1. A mechanism for preventing a turbine rotor of a gas turbine engine exceeding a predetermined speed if a shaft, connecting the turbine rotor to a compressor rotor, breaks and releases its torsional and axial constraint on the turbine rotor, the mechanism comprising a segmented stator vane assembly downstream of a stage of the turbine rotor, a constraining means operable to constrain the radially outer ends of the segments of the assembly against displacement bodily in a downstream direction, and static structure of the engine on which the radially inner ends of the segments are mounted, the structure including a releasable means which is operable, when struck in an axial direction by the rotor as a result of the shaft breaking, to release the inner ends of the segments and allow the segments to tilt into the path of the turbine rotor blades and thereby destroy the blades and decelerate the turbine rotor.

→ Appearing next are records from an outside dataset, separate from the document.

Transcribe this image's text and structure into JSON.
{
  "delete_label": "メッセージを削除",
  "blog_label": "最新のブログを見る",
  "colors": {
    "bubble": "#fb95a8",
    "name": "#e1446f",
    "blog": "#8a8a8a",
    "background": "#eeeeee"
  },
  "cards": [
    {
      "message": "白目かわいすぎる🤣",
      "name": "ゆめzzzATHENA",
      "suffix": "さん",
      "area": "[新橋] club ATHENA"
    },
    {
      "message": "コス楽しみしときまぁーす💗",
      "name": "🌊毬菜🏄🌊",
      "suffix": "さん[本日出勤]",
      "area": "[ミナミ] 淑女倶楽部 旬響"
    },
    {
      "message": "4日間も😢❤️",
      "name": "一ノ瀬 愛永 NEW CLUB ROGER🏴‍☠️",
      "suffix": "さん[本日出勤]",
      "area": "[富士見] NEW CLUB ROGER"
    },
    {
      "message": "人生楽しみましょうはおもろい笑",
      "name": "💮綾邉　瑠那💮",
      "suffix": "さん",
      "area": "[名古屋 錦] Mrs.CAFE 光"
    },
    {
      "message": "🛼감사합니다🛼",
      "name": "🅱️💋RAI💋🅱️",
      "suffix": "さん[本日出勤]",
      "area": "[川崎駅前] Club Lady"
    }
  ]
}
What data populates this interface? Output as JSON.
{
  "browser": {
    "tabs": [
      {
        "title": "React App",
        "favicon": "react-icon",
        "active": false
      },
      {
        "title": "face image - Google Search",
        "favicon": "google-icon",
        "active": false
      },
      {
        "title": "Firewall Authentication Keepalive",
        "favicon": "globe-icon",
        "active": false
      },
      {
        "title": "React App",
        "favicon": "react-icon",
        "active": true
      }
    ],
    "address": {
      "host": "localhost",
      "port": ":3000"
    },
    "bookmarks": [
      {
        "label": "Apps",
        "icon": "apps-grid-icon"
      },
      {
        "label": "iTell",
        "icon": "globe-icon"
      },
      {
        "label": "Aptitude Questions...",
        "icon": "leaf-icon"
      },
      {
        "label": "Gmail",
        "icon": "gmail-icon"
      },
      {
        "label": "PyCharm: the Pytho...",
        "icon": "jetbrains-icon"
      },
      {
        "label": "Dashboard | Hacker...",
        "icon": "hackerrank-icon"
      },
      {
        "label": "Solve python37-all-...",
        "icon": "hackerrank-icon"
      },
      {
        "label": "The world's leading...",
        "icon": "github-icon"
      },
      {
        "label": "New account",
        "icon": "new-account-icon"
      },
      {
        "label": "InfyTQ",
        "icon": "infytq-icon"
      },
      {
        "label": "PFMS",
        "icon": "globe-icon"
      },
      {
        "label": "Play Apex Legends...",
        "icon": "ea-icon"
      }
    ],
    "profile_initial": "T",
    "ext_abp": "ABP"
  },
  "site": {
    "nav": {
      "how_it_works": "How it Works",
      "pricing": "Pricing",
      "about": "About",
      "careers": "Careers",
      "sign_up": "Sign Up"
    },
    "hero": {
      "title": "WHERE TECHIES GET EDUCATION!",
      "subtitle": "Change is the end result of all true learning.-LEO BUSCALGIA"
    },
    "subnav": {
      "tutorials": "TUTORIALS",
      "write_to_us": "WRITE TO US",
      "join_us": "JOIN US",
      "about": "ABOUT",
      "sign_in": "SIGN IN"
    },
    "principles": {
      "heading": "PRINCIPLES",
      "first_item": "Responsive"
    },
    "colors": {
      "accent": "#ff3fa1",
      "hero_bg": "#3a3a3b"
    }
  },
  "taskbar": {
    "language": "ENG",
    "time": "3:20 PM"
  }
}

2. A mechanism according to claim 1 wherein the structure on which the segments are mounted includes a releasable catch which holds the segments in position downstream of the rotor stage, and is operable when struck in an axial direction to release the radially inner ends of the segments.

3. A mechanism according to claim 1 wherein the releasable means comprises one or more struts and the, or each strut, in use of the engine, exerts a radially outwards force on an upstream region of the inner ends of the segments, and the or each strut is constructed so that it is rendered inoperative as a support for the segments when the structure is struck by the rotor in an axial direction as a result of the shaft breaking, and the upstream radially inner ends of the segments are caused to collapse radially inwards as a result of the gas loads on the stator vanes and thereby tilt into the path of the turbine rotor blades.

4. A mechanism according to claim 1 wherein the releasable means further includes one or more ties and the, or each, tie in use of the engine exerts a radially inwards force on a downstream region of each segment, and the, or each, tie is constructed to release the segments simultaneously when the, or each, strut is rendered inoperative as a support for the segments.

5. A mechanism according to claim 1 wherein the releasable means comprises a hollow cylindrical member having a first circumferential flange extending towards an upstream region of the inner ends of the segments and the first flange constituting a strut, in use of the engine, and being constructed to provide a radially outward facing abutment face and a forwards facing abutment face, the cylindrical member having a second circumferential flange extending towards the downstream inner ends of the segments and constructed as a tie in use of the engine to provide a radially inward facing abutment face and a rearwards facing abutment face, and each of the segments being provided respectively at their upstream and downstream inner ends with first and second members that bear against respectively the abutment faces provided by the first and second flanges.

6. A mechanism according to claim 5 wherein the first and second flanges of the releasable means, together with the segments define a hollow annular box and a vent is provided to connect the interior of the box on the downstream side of the first flange with a space on the upstream side of the first flange.

7. A mechanism according to claim 1 wherein the constraining means at the radially outer ends of the segments comprises: an outer casing for the turbine having two abutment faces, a first of which is located adjacent the downstream edge of each segment against which the segments abut to restrict their axial movement in a downstream direction, and a second of the abutment faces facing in a downstream direction; an abutment of the segments adjacent a downstream region of its outer end, these abutment faces being positioned to face in an upstream direction, and a plurality of circumferentially spaced bridging members each of which extends between the second abutment face on the outer casing and the abutment face on one of the segments.